Para ele, a mediação foi bem-sucedida, mas também revelou entraves na relação entre as partes. “Fica uma sensação de frustração por termos precisado recorrer a um terceiro ator, o TST, para alcançar uma solução. As negociações deveriam acontecer diretamente entre trabalhadores e empresas.”

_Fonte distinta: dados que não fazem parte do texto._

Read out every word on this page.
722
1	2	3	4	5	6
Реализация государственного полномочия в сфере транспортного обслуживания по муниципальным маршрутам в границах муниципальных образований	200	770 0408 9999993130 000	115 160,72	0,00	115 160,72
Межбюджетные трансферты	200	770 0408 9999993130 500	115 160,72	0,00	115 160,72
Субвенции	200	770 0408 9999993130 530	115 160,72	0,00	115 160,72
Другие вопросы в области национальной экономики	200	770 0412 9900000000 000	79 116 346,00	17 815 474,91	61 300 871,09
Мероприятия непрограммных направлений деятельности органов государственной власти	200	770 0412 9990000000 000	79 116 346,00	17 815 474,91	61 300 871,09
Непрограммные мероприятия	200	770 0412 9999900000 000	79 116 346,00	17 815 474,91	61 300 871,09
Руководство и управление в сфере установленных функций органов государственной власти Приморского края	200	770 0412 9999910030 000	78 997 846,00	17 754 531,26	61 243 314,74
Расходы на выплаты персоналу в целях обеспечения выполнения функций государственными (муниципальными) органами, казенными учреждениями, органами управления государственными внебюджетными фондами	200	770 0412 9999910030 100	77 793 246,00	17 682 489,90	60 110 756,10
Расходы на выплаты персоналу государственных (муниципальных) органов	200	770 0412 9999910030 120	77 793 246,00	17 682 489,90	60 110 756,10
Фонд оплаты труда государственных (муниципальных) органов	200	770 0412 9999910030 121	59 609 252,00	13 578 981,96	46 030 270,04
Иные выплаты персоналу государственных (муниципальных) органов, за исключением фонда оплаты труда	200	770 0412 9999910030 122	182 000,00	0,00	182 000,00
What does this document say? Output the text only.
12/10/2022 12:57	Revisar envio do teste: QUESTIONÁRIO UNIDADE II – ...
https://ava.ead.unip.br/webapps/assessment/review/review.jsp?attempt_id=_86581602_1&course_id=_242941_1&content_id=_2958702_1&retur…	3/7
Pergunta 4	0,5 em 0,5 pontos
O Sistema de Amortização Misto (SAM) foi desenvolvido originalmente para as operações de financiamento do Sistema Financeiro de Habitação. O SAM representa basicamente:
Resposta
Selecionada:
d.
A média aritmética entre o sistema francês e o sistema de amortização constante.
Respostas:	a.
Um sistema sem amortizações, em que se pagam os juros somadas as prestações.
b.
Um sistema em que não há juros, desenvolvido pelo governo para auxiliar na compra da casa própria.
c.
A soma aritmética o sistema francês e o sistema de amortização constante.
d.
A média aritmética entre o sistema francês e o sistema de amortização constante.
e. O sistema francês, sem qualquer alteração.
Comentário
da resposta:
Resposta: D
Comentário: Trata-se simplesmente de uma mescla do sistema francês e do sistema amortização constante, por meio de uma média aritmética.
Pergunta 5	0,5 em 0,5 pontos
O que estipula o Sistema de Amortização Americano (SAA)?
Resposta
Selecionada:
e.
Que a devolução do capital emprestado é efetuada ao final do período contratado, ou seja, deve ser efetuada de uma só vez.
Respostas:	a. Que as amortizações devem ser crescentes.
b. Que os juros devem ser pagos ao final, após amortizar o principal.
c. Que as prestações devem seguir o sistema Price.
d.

Segundo o dirigente, o diálogo no setor deve considerar também a segurança operacional. “Hoje, o setor aéreo já não é tão atrativo para os trabalhadores, o que impacta diretamente a segurança de voo. Quando negociamos, pensamos não apenas em ganhos financeiros, mas também na sociedade e na segurança de todos.”
Concessões dos dois lados

O advogado do SNEA, Leonardo Aurélio Pardini, destacou o equilíbrio alcançado na convenção. “Foram quatro meses de negociação com 11 entidades diferentes de aeroviários. Apesar dos esforços das partes, o TST foi fundamental para o avanço das discussões. A convenção resultou em concessões mútuas e foi positiva tanto para os trabalhadores quanto para as empresas”, afirmou.

Segundo Pardini, o principal desafio foi chegar ao consenso sobre o reajuste salarial. “O aumento real com base no INPC + 0,5% foi o ponto mais sensível. Esse tipo de correção tem impacto significativo para as empresas, mas era uma demanda essencial para os trabalhadores.”